Редки могущие столько требовать от жизни и добиваться этого, ведь она им дает только тело и душу; умеющие не быть с нею ревнивцами, потому что могут получить всю ее любовь, полностью. Но такое желание в душе возвышенной и сильной, без сомнения, должно существовать. Когда эта душа все же понимает, что такая самореализация для нее невозможна, что у нее нет силы для завоевания всех частей Всего, перед нею открываются два других пути: один – полное отречение, формальное воздержание, совершенное пренебрежение ради сферы чувствительности тем, что не дает полного обладания в сфере активности и энергии. Лучше божественное не-делание, чем действие бесполезное, частичное, недостаточное, характерное для бесчисленного и бесполезного пустого большинства людей; и есть иной путь – путь совершенного равновесия, поиск Предела в Пропорциях Абсолюта, где жажда Предельного переходит от сферы желаний и эмоций к Разуму, направляя свои стремления не на то, чтобы жить всю свою жизнь, не на то, чтобы чувствовать всю свою жизнь, но чтобы распорядиться всей своей жизнью в соответствии с разумной Гармонией и Согласованностью.
Жажда понимать, которая для стольких благородных душ заменяет жажду действия, принадлежит к сфере чувствительности. Заменить разумом энергию, разорвать звено цепи между желанием и эмоцией, не интересуясь проявлениями материальной жизни, – вот что, будучи достигнутым, стоит более, чем жизнь, слишком сложная, чтобы ею обладать полностью, и слишком печальная, чтобы обладать частично.
Как говорили древние мореплаватели, плыть – нужно, но жить – не нужно. Мы – мореплаватели с болезненной чувствительностью, давайте же скажем, что чувствовать – нужно, но не нужно жить.
Моя жизнь в каком-то оцепенении. Это не то, что бывает обычно, когда дни проходят за днями, а мы не отвечаем на полученное срочное письмо. Это не то, чего не бывает, когда откладывается на неопределенное время что-то простое и полезное или полезное и одновременно приятное. В моем безрассудстве по отношению к себе больше утонченности. Моя душа парализована. Чувствуется во мне пауза – в желаниях, эмоциях, в мышлении, и эта пауза длится многие дни; только растительная жизнь души – слово, движение, привычка – демонстрирует мои жизненные проявления другим, а через них – мне самому.
В эти сумрачные периоды я не способен думать, чувствовать, желать.

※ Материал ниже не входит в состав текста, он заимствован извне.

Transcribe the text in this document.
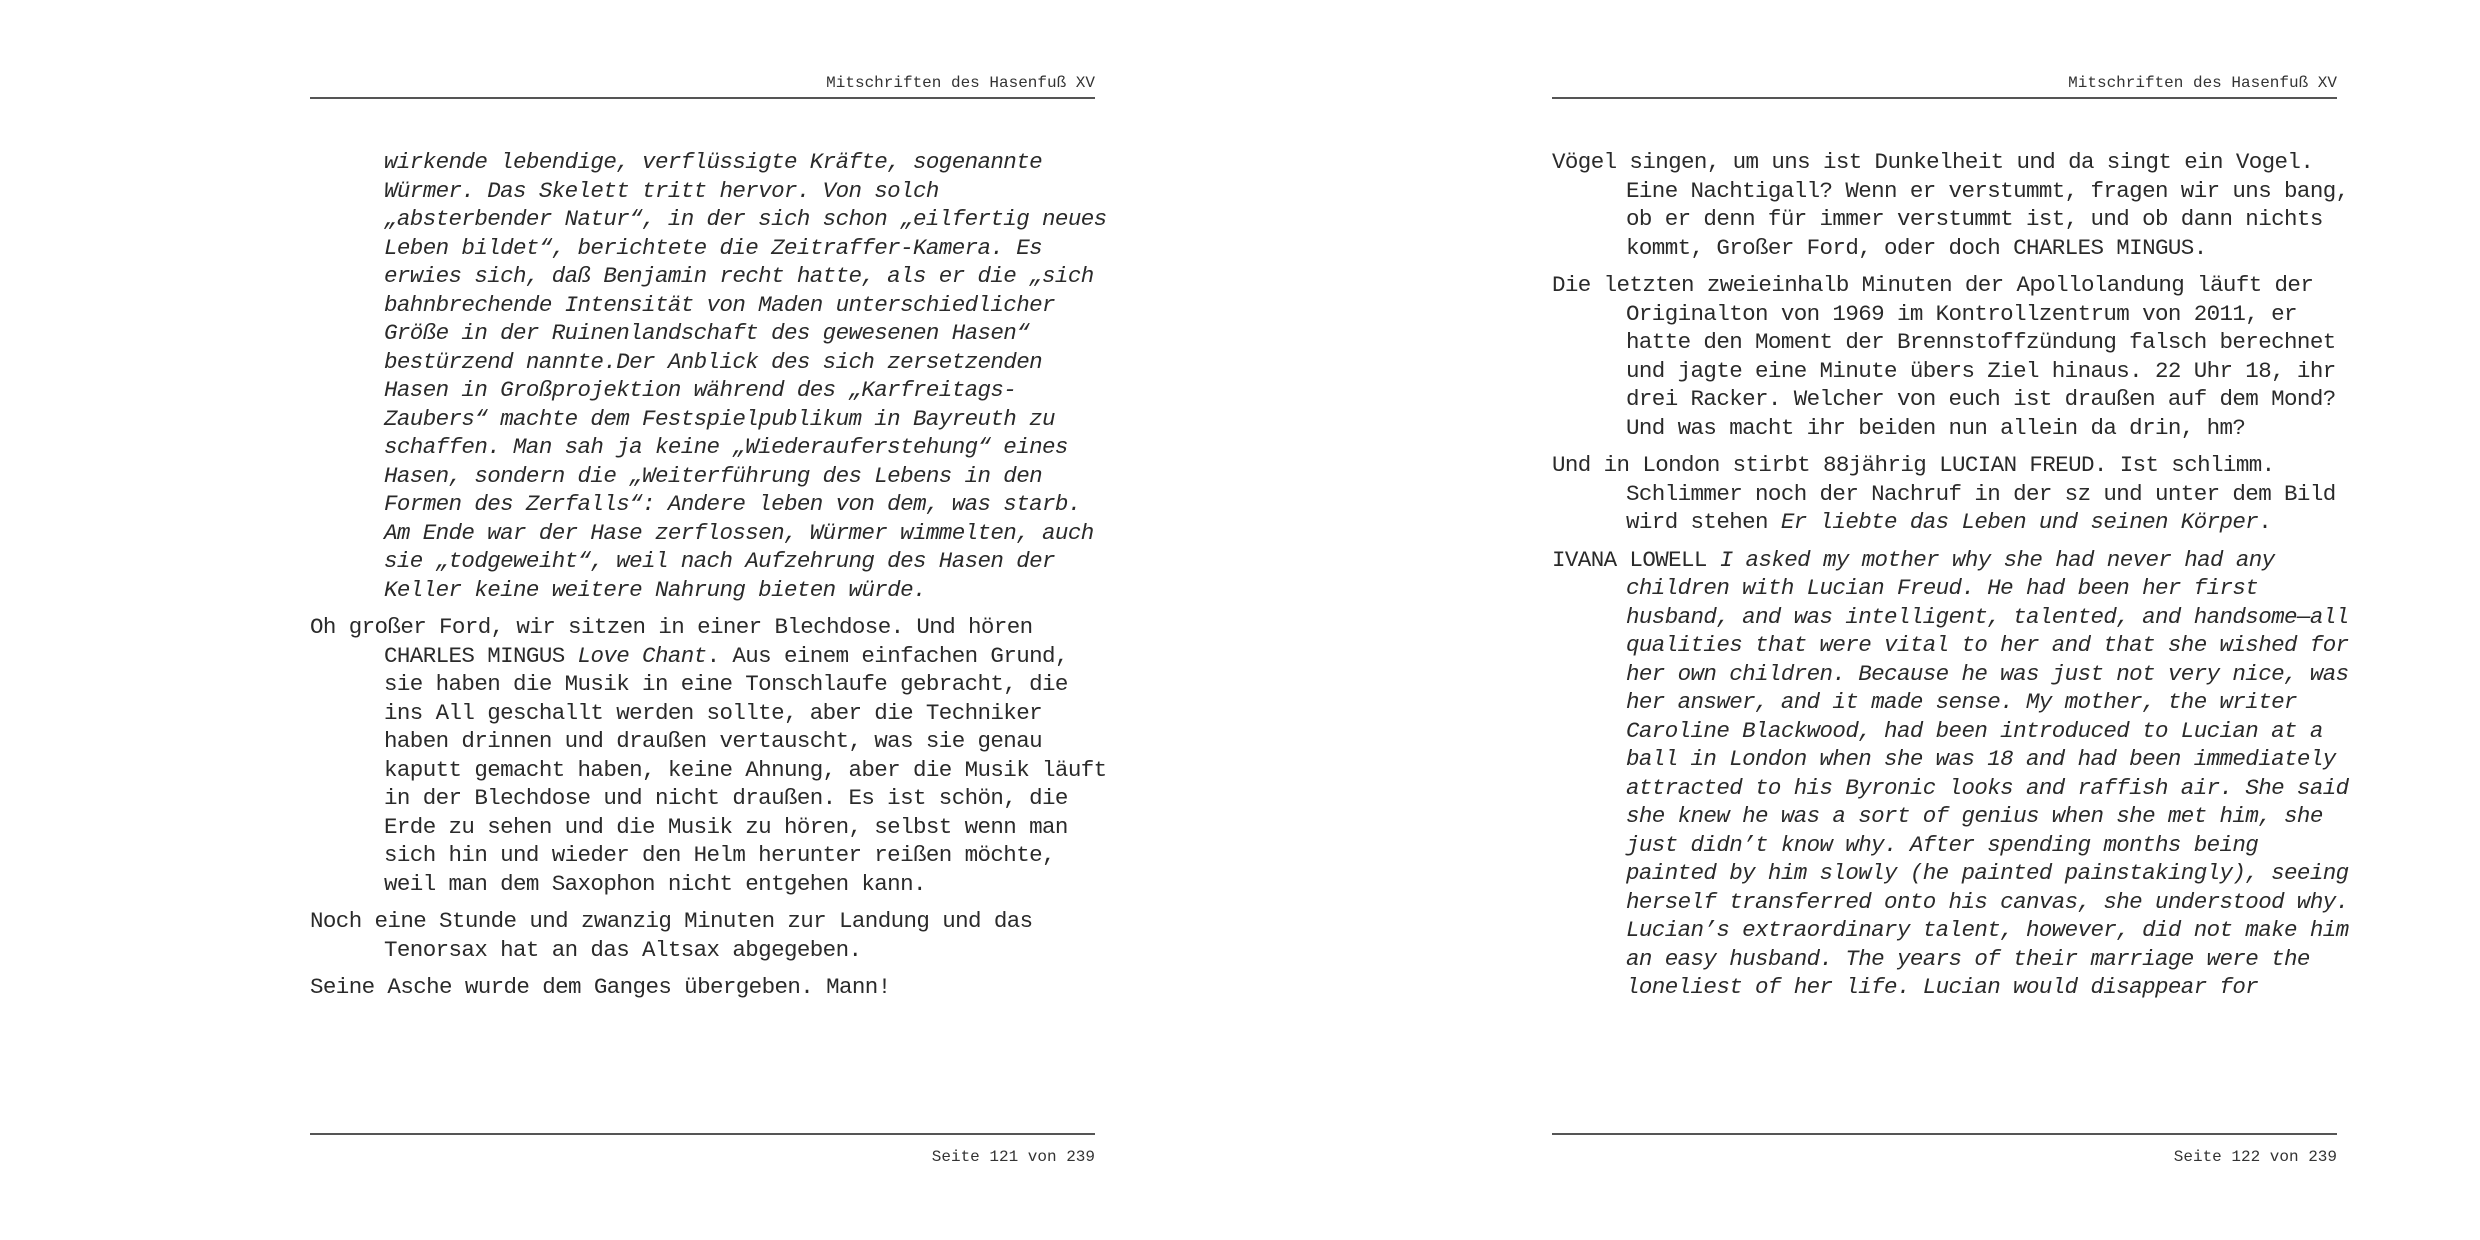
Mitschriften des Hasenfuß XV

wirkende lebendige, verflüssigte Kräfte, sogenannte Würmer. Das Skelett tritt hervor. Von solch „absterbender Natur“, in der sich schon „eilfertig neues Leben bildet“, berichtete die Zeitraffer-Kamera. Es erwies sich, daß Benjamin recht hatte, als er die „sich bahnbrechende Intensität von Maden unterschiedlicher Größe in der Ruinenlandschaft des gewesenen Hasen“ bestürzend nannte.Der Anblick des sich zersetzenden Hasen in Großprojektion während des „Karfreitags-Zaubers“ machte dem Festspielpublikum in Bayreuth zu schaffen. Man sah ja keine „Wiederauferstehung“ eines Hasen, sondern die „Weiterführung des Lebens in den Formen des Zerfalls“: Andere leben von dem, was starb. Am Ende war der Hase zerflossen, Würmer wimmelten, auch sie „todgeweiht“, weil nach Aufzehrung des Hasen der Keller keine weitere Nahrung bieten würde.

Oh großer Ford, wir sitzen in einer Blechdose. Und hören CHARLES MINGUS Love Chant. Aus einem einfachen Grund, sie haben die Musik in eine Tonschlaufe gebracht, die ins All geschallt werden sollte, aber die Techniker haben drinnen und draußen vertauscht, was sie genau kaputt gemacht haben, keine Ahnung, aber die Musik läuft in der Blechdose und nicht draußen. Es ist schön, die Erde zu sehen und die Musik zu hören, selbst wenn man sich hin und wieder den Helm herunter reißen möchte, weil man dem Saxophon nicht entgehen kann.

Noch eine Stunde und zwanzig Minuten zur Landung und das Tenorsax hat an das Altsax abgegeben.

Seine Asche wurde dem Ganges übergeben. Mann!

Seite 121 von 239
Mitschriften des Hasenfuß XV

Vögel singen, um uns ist Dunkelheit und da singt ein Vogel. Eine Nachtigall? Wenn er verstummt, fragen wir uns bang, ob er denn für immer verstummt ist, und ob dann nichts kommt, Großer Ford, oder doch CHARLES MINGUS.

Die letzten zweieinhalb Minuten der Apollolandung läuft der Originalton von 1969 im Kontrollzentrum von 2011, er hatte den Moment der Brennstoffzündung falsch berechnet und jagte eine Minute übers Ziel hinaus. 22 Uhr 18, ihr drei Racker. Welcher von euch ist draußen auf dem Mond? Und was macht ihr beiden nun allein da drin, hm?

Und in London stirbt 88jährig LUCIAN FREUD. Ist schlimm. Schlimmer noch der Nachruf in der sz und unter dem Bild wird stehen Er liebte das Leben und seinen Körper.

IVANA LOWELL I asked my mother why she had never had any children with Lucian Freud. He had been her first husband, and was intelligent, talented, and handsome—all qualities that were vital to her and that she wished for her own children. Because he was just not very nice, was her answer, and it made sense. My mother, the writer Caroline Blackwood, had been introduced to Lucian at a ball in London when she was 18 and had been immediately attracted to his Byronic looks and raffish air. She said she knew he was a sort of genius when she met him, she just didn’t know why. After spending months being painted by him slowly (he painted painstakingly), seeing herself transferred onto his canvas, she understood why. Lucian’s extraordinary talent, however, did not make him an easy husband. The years of their marriage were the loneliest of her life. Lucian would disappear for

Seite 122 von 239
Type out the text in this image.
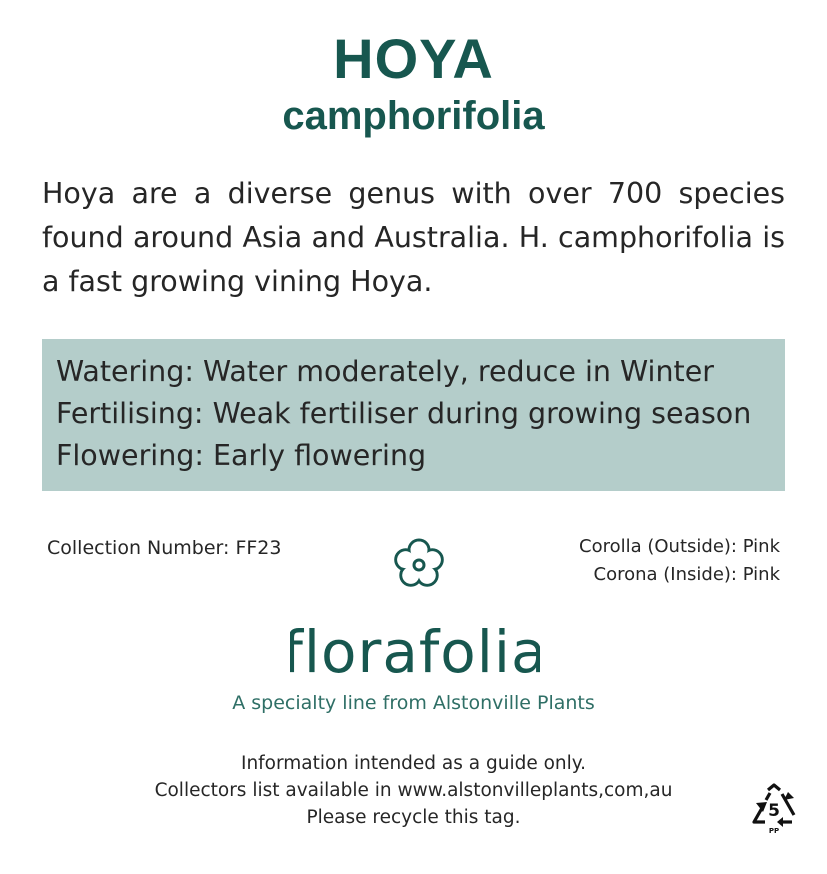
HOYA
camphorifolia
Hoya are a diverse genus with over 700 species found around Asia and Australia. H. camphorifolia is a fast growing vining Hoya.
Watering: Water moderately, reduce in Winter
Fertilising: Weak fertiliser during growing season
Flowering: Early flowering
Collection Number: FF23	Corolla (Outside): Pink
Corona (Inside): Pink
florafolia
A specialty line from Alstonville Plants
Information intended as a guide only.
Collectors list available in www.alstonvilleplants,com,au
Please recycle this tag.	5
PP
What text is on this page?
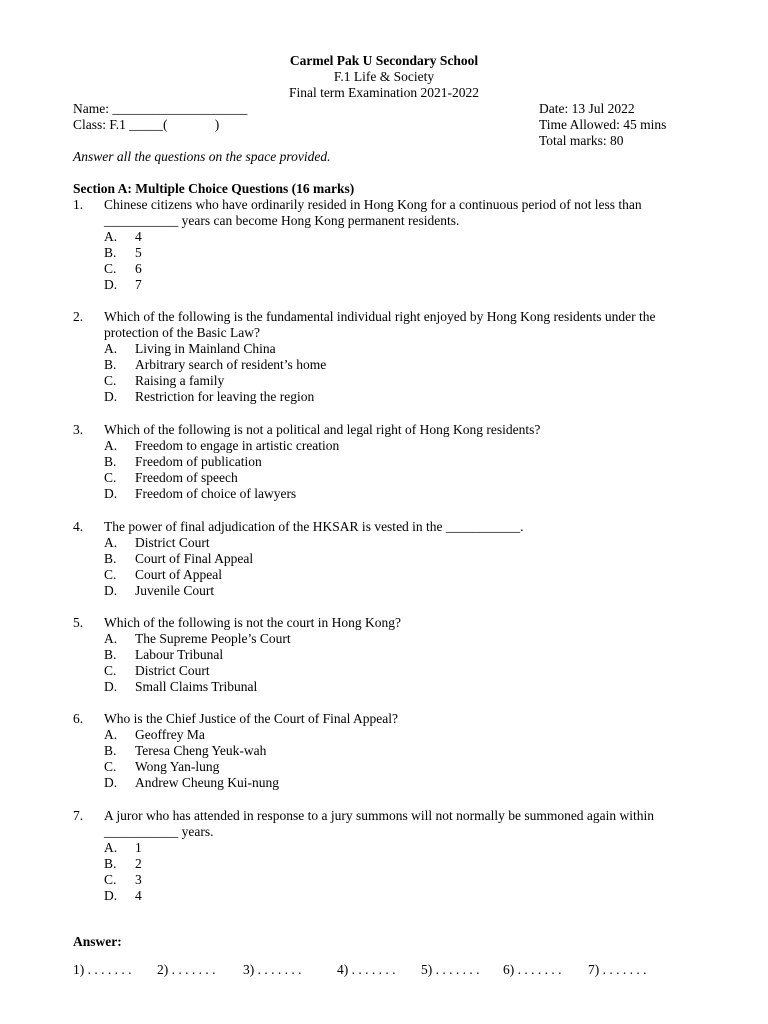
Carmel Pak U Secondary School
F.1 Life & Society
Final term Examination 2021-2022
Name: ____________________
Class: F.1 _____(              )
Date: 13 Jul 2022
Time Allowed: 45 mins
Total marks: 80
Answer all the questions on the space provided.
Section A: Multiple Choice Questions (16 marks)
1.	Chinese citizens who have ordinarily resided in Hong Kong for a continuous period of not less than ___________ years can become Hong Kong permanent residents.
A.	4
B.	5
C.	6
D.	7
2.	Which of the following is the fundamental individual right enjoyed by Hong Kong residents under the protection of the Basic Law?
A.	Living in Mainland China
B.	Arbitrary search of resident’s home
C.	Raising a family
D.	Restriction for leaving the region
3.	Which of the following is not a political and legal right of Hong Kong residents?
A.	Freedom to engage in artistic creation
B.	Freedom of publication
C.	Freedom of speech
D.	Freedom of choice of lawyers
4.	The power of final adjudication of the HKSAR is vested in the ___________.
A.	District Court
B.	Court of Final Appeal
C.	Court of Appeal
D.	Juvenile Court
5.	Which of the following is not the court in Hong Kong?
A.	The Supreme People’s Court
B.	Labour Tribunal
C.	District Court
D.	Small Claims Tribunal
6.	Who is the Chief Justice of the Court of Final Appeal?
A.	Geoffrey Ma
B.	Teresa Cheng Yeuk-wah
C.	Wong Yan-lung
D.	Andrew Cheung Kui-nung
7.	A juror who has attended in response to a jury summons will not normally be summoned again within ___________ years.
A.	1
B.	2
C.	3
D.	4
Answer:
1) . . . . . . . 2) . . . . . . . 3) . . . . . . .	4) . . . . . . . 5) . . . . . . . 6) . . . . . . . 7) . . . . . . .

Не могу писать ничего, кроме цифр или черточек. Не чувствую: даже смерть кого-то, мною любимого, казалась бы мне, случившейся в иной реальности. Не могу: словно я сплю, и мои движения, мои слова, мои действия заключаются лишь в более прерывистом дыхании, инстинктивном изменении ритма любого организма.
И так проходят дни за днями, даже не могу сказать, сколько дней в моей жизни прошло иначе. Иногда уже в преддверии такой остановки я оказываюсь еще не так обнажен, как предполагаю, и еще есть неощутимые одежды, прикрывающие вечное отсутствие моей истинной души; случается, что мои мысли, чувства, желания бывают проявлениями застоя, перед более сокровенным мышлением, чувством более моим, перед желанием, потерянным где-то в лабиринте, каким я действительно являюсь.
Как бы там ни было, думаю, что это так. И ради бога или богов, если они есть, отказываюсь от того, кто я есть, в соответствии с тем, что приказывает судьба и диктует случай, верный забытому обязательству.
Я не возмущаюсь, потому что возмущение – для сильных; я не смиряюсь, потому что смирение – для благородных; не молчу, потому что молчание – для великих. А я не силен, не благороден, не велик. Я страдаю и мечтаю. Жалуюсь, потому что я слабый и потому что я – художник, развлекаю себя, украшая музыкально мои жалобы, и преображаю мои мечтания в соответствии с моими представлениями о красоте.
Сожалею только, что я – не ребенок, чтобы верить своим мечтам, не безумец, чтобы отстраниться душой ото всех тех, кто меня окружает […]
Принимать мечту за реальность, излишне жить мечтами – это шип придуманной розы моей жизни мечтателя: даже мечты меня не радуют, потому что я считаю их несовершенными.
Не для того, чтобы раскрасить это стекло цветастых мечтаний, я прячусь от шума чужой жизни, созерцая ее с другой стороны.
Счастливцы – творцы пессимистических теорий! Они не только уклоняются от создания чего-либо, но также и радуются объясненному ими, и включаются во всеобщую боль.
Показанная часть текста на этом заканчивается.